Je pris place machinalement, alors que Masa, monté à ma suite, verrouillait les portières. Kôhei, au volant, passa en première. Les quelques membres du clan restés au bureau, qui nous avaient escortés à l’extérieur, saluèrent d’un seul homme, formant une ligne impeccable. J’eus le cœur serré en pensant à l’époque, pas si lointaine, où s’était devant Hide, qu’ils saluaient ainsi. L’époque où Hide était à mes côtés. Nous étions heureux alors...

— Tout va bien, ane-ue ?

Je me tournai vers Masa.

— Oui... je pensais juste à mon mari.

— Quoi qu’il lui soit arrivé, je suis sûr qu’il va s’en sortir. Il n’est pas encore né, celui qui fera tomber le loup du Yamaguchi-gumi.

Tombé... c’est pourtant ce qui est arrivé, faillis-je répliquer. Le clan du loup n’est plus que l’ombre de lui-même... Toi y compris, Masa.

Mais je gardai mes pensées pour moi. Masa, lui aussi, avait besoin de soutien.

— C’est pour quand ?

— Quand, quoi ?

— La naissance, fit Masa en montrant mon ventre.

— Oh... ah. Bientôt.

Masa se tut. Il était mal vu de poser trop de questions sur la vie intime de la femme de son boss.

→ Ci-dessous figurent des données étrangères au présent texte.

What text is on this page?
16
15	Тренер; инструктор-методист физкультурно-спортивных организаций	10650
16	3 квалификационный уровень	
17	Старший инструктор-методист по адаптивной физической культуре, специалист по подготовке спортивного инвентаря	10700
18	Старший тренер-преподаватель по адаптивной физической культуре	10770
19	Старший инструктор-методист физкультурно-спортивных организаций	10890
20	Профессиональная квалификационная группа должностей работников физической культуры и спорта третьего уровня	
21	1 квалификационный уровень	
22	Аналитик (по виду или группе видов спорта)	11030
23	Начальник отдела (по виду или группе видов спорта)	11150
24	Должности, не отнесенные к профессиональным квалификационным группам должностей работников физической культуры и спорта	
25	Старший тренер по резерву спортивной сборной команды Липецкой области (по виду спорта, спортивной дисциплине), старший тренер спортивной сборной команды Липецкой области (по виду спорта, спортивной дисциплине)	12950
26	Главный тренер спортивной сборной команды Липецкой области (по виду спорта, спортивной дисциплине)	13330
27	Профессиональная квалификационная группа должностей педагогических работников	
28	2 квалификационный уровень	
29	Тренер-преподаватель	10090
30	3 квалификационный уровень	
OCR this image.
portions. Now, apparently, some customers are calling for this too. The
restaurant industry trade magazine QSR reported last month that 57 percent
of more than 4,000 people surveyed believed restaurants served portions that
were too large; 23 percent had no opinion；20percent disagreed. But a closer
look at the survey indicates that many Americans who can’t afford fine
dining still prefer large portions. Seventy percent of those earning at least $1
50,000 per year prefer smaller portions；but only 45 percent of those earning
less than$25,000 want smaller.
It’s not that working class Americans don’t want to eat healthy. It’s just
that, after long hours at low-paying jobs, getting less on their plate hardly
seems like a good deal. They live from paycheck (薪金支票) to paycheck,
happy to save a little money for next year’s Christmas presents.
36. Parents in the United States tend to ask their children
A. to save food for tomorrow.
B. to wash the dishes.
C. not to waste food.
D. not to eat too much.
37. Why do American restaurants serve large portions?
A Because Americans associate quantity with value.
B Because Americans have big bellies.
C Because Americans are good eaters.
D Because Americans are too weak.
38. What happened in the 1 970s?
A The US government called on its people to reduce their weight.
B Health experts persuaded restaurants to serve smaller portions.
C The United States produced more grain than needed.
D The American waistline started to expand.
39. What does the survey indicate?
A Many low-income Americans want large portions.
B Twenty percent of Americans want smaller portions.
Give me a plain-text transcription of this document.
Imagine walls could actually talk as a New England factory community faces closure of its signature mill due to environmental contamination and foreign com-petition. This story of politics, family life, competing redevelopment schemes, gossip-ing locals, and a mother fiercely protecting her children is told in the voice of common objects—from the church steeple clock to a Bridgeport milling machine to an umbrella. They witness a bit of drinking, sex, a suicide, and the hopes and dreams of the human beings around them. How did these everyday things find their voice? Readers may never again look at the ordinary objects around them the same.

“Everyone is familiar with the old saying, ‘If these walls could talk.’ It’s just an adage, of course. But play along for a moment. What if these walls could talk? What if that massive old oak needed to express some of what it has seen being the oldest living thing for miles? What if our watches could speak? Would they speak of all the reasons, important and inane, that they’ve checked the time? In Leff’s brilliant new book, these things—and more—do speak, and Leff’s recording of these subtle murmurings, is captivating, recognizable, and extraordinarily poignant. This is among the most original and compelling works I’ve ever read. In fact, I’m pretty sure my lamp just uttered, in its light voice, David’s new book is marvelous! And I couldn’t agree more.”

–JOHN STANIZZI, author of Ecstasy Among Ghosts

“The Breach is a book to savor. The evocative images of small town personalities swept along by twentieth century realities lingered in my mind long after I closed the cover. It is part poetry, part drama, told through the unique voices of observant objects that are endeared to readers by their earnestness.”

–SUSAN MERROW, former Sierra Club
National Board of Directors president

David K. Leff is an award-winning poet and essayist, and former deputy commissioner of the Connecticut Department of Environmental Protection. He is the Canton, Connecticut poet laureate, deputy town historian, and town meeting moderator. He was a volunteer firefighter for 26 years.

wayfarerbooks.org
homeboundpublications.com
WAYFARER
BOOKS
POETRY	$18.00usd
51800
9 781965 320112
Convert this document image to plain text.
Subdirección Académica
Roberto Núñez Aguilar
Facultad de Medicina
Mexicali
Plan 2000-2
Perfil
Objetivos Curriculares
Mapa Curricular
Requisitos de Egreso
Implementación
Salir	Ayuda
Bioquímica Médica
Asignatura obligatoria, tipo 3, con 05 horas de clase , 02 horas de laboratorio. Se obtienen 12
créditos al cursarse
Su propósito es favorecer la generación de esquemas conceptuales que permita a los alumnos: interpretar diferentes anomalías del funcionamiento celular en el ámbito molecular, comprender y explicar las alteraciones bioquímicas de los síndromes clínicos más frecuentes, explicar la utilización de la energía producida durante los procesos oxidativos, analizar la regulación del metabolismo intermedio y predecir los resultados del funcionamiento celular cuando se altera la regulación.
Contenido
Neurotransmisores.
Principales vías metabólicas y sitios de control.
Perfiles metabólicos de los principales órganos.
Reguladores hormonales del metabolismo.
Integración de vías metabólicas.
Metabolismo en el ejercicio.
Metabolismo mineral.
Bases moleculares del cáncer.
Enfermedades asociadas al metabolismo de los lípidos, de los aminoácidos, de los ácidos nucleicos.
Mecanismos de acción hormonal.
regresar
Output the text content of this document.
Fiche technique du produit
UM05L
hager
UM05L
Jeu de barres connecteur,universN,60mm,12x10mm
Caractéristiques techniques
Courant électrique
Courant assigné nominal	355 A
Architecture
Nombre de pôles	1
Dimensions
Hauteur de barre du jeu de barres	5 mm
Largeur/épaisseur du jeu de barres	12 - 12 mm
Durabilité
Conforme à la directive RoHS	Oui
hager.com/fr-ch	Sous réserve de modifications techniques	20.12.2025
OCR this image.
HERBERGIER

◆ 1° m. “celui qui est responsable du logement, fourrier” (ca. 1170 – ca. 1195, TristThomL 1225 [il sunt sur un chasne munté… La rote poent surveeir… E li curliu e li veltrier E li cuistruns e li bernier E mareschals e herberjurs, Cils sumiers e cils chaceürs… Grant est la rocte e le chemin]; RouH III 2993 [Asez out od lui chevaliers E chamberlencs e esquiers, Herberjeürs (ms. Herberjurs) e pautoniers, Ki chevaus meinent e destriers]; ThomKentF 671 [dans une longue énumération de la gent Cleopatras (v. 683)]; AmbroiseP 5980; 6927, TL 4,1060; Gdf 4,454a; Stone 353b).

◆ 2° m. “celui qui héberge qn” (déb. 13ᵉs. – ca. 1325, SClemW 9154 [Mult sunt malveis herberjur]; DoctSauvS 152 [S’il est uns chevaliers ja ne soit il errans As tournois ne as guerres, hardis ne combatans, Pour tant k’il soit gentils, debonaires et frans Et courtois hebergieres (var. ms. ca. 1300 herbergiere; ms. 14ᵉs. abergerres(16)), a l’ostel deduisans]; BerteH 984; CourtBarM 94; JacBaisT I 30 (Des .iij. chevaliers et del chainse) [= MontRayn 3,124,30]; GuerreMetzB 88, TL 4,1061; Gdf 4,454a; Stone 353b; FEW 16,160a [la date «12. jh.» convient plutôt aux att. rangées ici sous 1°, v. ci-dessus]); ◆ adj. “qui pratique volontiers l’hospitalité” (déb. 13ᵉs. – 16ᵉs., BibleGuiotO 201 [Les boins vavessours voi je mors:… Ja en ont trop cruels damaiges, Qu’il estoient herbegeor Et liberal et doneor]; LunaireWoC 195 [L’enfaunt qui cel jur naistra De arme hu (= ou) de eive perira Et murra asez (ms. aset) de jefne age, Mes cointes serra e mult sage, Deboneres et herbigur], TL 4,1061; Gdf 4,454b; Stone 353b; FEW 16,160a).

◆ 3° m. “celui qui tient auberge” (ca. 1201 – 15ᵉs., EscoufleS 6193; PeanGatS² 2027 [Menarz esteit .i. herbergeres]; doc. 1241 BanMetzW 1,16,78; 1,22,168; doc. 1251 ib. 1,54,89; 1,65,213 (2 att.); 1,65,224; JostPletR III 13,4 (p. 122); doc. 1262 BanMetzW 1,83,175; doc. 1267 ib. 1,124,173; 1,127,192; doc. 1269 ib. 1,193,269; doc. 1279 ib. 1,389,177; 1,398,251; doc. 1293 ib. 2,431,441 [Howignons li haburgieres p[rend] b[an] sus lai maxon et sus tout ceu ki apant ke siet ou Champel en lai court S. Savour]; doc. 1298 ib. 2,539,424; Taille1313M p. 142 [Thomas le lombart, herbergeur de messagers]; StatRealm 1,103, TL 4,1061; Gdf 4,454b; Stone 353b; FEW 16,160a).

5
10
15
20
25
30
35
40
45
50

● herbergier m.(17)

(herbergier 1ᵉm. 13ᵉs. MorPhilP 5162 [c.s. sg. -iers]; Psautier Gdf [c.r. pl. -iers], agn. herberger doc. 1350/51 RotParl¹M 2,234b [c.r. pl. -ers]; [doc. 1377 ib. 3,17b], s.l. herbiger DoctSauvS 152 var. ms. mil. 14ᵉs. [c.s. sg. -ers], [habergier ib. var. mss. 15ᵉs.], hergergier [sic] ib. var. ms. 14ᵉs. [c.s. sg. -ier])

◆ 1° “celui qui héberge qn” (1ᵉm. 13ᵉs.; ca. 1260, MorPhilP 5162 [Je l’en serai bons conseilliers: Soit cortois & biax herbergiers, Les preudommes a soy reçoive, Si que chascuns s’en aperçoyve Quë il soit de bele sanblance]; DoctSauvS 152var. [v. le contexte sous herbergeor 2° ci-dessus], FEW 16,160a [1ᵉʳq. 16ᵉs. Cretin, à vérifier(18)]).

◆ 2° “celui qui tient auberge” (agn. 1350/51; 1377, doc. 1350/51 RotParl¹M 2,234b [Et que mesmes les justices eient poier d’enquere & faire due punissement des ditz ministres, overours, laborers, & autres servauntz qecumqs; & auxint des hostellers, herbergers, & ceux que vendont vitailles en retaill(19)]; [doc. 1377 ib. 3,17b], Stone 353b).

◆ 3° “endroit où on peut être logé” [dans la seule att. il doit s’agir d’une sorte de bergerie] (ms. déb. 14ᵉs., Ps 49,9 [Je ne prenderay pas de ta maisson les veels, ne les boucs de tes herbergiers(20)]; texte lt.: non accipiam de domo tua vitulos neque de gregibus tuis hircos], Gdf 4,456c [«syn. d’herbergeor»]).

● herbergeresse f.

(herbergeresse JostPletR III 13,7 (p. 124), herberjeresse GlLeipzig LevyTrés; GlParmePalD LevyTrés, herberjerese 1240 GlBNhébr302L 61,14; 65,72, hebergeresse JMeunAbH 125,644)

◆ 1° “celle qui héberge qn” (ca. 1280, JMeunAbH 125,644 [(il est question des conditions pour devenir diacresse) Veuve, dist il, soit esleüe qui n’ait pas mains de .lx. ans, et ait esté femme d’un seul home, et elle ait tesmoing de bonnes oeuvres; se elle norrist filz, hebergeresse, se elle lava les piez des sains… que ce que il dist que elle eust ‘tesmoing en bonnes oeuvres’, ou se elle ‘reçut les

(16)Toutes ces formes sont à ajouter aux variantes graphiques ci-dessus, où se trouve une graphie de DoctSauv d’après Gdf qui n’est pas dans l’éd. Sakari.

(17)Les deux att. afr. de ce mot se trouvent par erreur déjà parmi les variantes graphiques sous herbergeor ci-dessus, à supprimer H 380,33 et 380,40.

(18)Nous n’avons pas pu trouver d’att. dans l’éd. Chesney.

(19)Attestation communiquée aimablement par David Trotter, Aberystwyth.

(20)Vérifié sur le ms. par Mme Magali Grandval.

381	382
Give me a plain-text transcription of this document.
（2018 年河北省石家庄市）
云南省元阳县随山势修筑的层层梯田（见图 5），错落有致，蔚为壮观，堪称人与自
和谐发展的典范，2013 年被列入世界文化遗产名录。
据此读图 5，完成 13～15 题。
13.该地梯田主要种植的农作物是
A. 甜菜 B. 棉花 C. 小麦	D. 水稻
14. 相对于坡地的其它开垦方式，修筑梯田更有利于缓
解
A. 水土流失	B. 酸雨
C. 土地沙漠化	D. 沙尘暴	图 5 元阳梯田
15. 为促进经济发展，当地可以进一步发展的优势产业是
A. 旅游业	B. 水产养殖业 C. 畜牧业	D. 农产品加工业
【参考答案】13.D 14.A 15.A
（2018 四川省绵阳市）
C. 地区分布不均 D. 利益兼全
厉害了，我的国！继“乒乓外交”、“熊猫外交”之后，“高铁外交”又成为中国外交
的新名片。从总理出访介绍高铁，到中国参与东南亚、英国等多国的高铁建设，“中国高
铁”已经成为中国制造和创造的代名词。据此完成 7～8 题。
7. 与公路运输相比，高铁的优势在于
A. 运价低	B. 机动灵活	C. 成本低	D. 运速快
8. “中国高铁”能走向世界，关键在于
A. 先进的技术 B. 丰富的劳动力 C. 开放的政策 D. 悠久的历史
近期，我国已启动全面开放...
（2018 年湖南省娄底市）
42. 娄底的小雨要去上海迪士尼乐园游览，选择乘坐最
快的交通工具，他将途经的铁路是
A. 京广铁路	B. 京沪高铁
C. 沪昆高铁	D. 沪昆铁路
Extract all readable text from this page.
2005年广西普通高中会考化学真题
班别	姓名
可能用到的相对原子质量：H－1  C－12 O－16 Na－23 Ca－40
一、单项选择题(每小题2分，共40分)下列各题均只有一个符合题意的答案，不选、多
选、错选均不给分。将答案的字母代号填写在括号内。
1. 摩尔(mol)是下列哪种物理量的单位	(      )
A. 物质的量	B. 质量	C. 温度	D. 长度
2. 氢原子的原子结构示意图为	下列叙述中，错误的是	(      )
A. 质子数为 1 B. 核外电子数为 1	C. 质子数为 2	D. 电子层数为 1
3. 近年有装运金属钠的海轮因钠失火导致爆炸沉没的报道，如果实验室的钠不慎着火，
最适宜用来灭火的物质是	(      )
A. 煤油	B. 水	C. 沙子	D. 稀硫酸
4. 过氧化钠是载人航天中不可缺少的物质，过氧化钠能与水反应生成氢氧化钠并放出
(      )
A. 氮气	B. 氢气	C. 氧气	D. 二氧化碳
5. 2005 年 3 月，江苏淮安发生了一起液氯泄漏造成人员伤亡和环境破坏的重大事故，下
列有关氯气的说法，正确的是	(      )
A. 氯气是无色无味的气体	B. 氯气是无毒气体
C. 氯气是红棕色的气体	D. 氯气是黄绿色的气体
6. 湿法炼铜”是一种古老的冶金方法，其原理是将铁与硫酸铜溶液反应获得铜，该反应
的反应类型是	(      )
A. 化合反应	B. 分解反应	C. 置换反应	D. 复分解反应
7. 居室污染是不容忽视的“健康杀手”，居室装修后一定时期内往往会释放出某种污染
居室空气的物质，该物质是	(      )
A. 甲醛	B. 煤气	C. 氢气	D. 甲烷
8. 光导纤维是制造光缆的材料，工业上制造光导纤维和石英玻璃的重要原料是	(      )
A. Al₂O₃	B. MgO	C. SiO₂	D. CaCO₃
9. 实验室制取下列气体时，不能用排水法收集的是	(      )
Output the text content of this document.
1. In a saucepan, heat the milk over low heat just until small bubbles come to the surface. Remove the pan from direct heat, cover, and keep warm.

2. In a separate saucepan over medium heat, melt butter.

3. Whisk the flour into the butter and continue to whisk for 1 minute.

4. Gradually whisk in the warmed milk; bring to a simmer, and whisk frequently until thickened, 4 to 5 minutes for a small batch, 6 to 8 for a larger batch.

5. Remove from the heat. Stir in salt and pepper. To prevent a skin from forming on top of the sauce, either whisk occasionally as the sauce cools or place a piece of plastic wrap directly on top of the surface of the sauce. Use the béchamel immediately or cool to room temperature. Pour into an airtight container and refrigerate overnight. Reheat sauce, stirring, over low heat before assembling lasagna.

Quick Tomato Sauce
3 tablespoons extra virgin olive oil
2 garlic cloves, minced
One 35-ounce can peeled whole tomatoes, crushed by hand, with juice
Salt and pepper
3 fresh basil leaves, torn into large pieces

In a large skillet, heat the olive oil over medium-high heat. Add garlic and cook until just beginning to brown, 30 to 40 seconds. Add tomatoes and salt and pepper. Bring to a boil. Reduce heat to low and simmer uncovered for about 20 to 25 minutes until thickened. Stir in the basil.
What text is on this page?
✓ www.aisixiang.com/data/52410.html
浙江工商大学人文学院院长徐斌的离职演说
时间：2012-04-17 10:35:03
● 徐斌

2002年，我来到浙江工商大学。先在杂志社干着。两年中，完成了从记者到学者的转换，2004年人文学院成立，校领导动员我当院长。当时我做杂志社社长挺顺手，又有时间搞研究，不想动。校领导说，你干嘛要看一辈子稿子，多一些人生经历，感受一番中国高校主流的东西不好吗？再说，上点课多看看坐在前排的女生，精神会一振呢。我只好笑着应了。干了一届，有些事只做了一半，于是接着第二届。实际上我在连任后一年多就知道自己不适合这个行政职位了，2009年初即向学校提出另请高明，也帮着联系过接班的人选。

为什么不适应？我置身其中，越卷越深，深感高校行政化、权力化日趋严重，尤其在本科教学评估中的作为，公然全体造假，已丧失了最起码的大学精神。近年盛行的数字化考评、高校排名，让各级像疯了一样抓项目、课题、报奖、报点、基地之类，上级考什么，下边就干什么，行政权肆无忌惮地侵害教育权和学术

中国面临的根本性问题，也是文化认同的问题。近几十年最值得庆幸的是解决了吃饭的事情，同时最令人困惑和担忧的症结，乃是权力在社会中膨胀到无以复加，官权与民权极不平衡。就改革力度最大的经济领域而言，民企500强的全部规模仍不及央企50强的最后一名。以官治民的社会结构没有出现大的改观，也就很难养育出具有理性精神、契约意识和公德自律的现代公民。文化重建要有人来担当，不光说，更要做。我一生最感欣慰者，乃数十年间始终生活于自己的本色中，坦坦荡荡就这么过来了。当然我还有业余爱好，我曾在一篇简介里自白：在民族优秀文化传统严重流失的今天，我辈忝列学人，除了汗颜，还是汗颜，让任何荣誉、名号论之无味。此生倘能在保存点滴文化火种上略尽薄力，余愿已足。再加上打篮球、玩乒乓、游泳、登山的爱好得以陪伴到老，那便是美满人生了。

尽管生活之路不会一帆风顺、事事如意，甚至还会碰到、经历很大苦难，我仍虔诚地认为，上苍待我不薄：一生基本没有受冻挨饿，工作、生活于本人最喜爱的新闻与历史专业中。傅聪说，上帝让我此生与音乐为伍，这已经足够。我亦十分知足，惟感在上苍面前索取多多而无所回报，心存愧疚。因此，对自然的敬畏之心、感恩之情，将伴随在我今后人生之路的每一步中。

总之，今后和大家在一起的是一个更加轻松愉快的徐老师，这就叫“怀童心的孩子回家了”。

Par la fenêtre, les devantures lumineuses de Roppongi défilaient, redoublant de brillance sous la pluie. La voiture stoppa.

— Pourquoi on s’arrête ? murmurai-je. Il n’y a pas de feu rouge.

— Un camion bloque la route, o-nê-sama, me répondit Kôhei de sa grosse voix grave.

Je tendis le cou pour mieux voir. Effectivement, une grosse fourgonnette noire bloquait la voie. Kôhei donna un coup nerveux sur le klaxon.

Nandayo, kono yarô ! grogna-t-il en roulant les r à la façon caractéristique des yakuza.

Une silhouette sortit de la camionnette. Un homme de forte stature, vêtu d’une parka voyante. Il portait un masque bizarre, ressemblant à celui des démons dans le théâtre nô. Je le regardai s’approcher, fascinée.

Le cliquetis d’une arme qu’on enclenche me tira de ma rêverie.

— Baissez-vous, ane-ue, me dit calmement Masa.

C’est alors que j’aperçus l’arme de l’homme au masque. Une mini-mitraillette semi-automatique Uzi...

Hashire ! hurla Masa à Kôhei.

La voiture bondit au moment où l’homme au masque ouvrait le feu. Les vitres blindées absorbèrent le premier choc, permettant à Kôhei d’effectuer sa manœuvre pour se dégager de se piège mortel. Une autre voiture venait d’apparaître sur notre gauche, nous bloquant la route. Sur la droite, c’était le type au masque, qui nous tirait dessus.

Kôhei n’hésita pas une seconde. Il écrasa la pédale et fonça droit sur le tireur. Un réflexe que peu de chauffeurs avaient dans ce type de situation... mais qui nous permit de nous tirer de ce traquenard.

Alors que la berline filait vers la sortie de l’avenue, j’eus le réflexe de me retourner pour regarder dans le hauban arrière. Un homme venait de sortir de la deuxième voiture. Grand, les cheveux soigneusement gominés en arrière, sa silhouette mince vêtue d’un élégant costume croisé.

Un frisson me descendit l'échine. C'était Kiriyama Reizei.